The Attorney General suggests that his interlocutory appeal has a substantial likelihood of success on the merits. Def.'s Mem. of P.'s and A.'s in Support, at 9. That argument is not persuasive. The preliminary injunction order which is the subject of the appeal concluded that Plaintiffs' claims were likely to succeed on the merits. That has not changed. Moreover, having obtained his second briefing deadline extension from the appellate court, the Attorney General has yet to brief his arguments.
The Attorney General asserts that he will suffer irreparable harm in the absence of a stay of proceedings. Def.'s Mem. of P.'s and A.'s in Support, at 10. This is because he will be forced to spend resources litigating issues that may be resolved, narrowed, or rendered moot by an appellate review of the interlocutory appeal. As mentioned above, in Fyock, the Court of Appeals did not decide whether the firearm regulation was constitutional because of the interlocutory posture of the appeal. 779 F.3d at 998 n.5. This case is in a similar posture. Thus, the constitutional issues are not likely to be resolved, narrowed, or mooted. Fyock did address the evidentiary record required to support a preliminary injunction so the parties already have the benefit of the appeals court decision to guide their current discovery efforts. E.g. id. at 997 n.3 ("As the merits action proceeds and the parties develop the record, the district court will be able to adequately assess the historical roots and implications of firing-capacity regulations.").
Finally, although he does not argue it, the Attorney General and the people of California may be harmed by a stay. After a complete evidentiary record and trial on the merits, it could be decided that the enforcement of § 32310 (c) & (d) is a constitutionally permissible exercise of the State's police powers. In that case, the State will be harmed by further litigation delay in implementing and enforcing the magazine possession ban.
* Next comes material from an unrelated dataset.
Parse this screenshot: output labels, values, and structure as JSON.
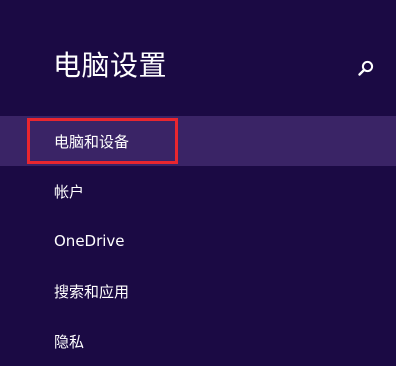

Having considered the arguments, the Court declines to stay the proceedings in this case. A ruling on the interlocutory appeal is not likely to resolve all of the constitutional issues and both parties have some guidance on their respective evidentiary burdens. The Attorney General is not likely to suffer irreparable injury by proceeding forth. Both parties, on the other hand, may suffer irreparable harm if proceedings are stayed. The Attorney General's motion to stay proceedings pending appeal is hereby denied.
Under Nken, courts consider whether the stay applicant has made a strong showing that he is likely to succeed on the merits. On the other hand, likelihood of success is not a factor in Landis, upon which CMAX rests. Landis describes three factors to consider: (1) the "possible damage which may result from the granting of a stay;" (2) "the hardship or inequity which a party may suffer in being required to go forward;" and (3) "the orderly course of justice measured in terms of the simplifying or complicating of issues, proof and questions of law which could be expected to result from a stay." Lockyer v. Mirant Corp., 398 F.3d 1098, 1110 (9th Cir. 2005) (citing Landis, 299 U.S. at 255).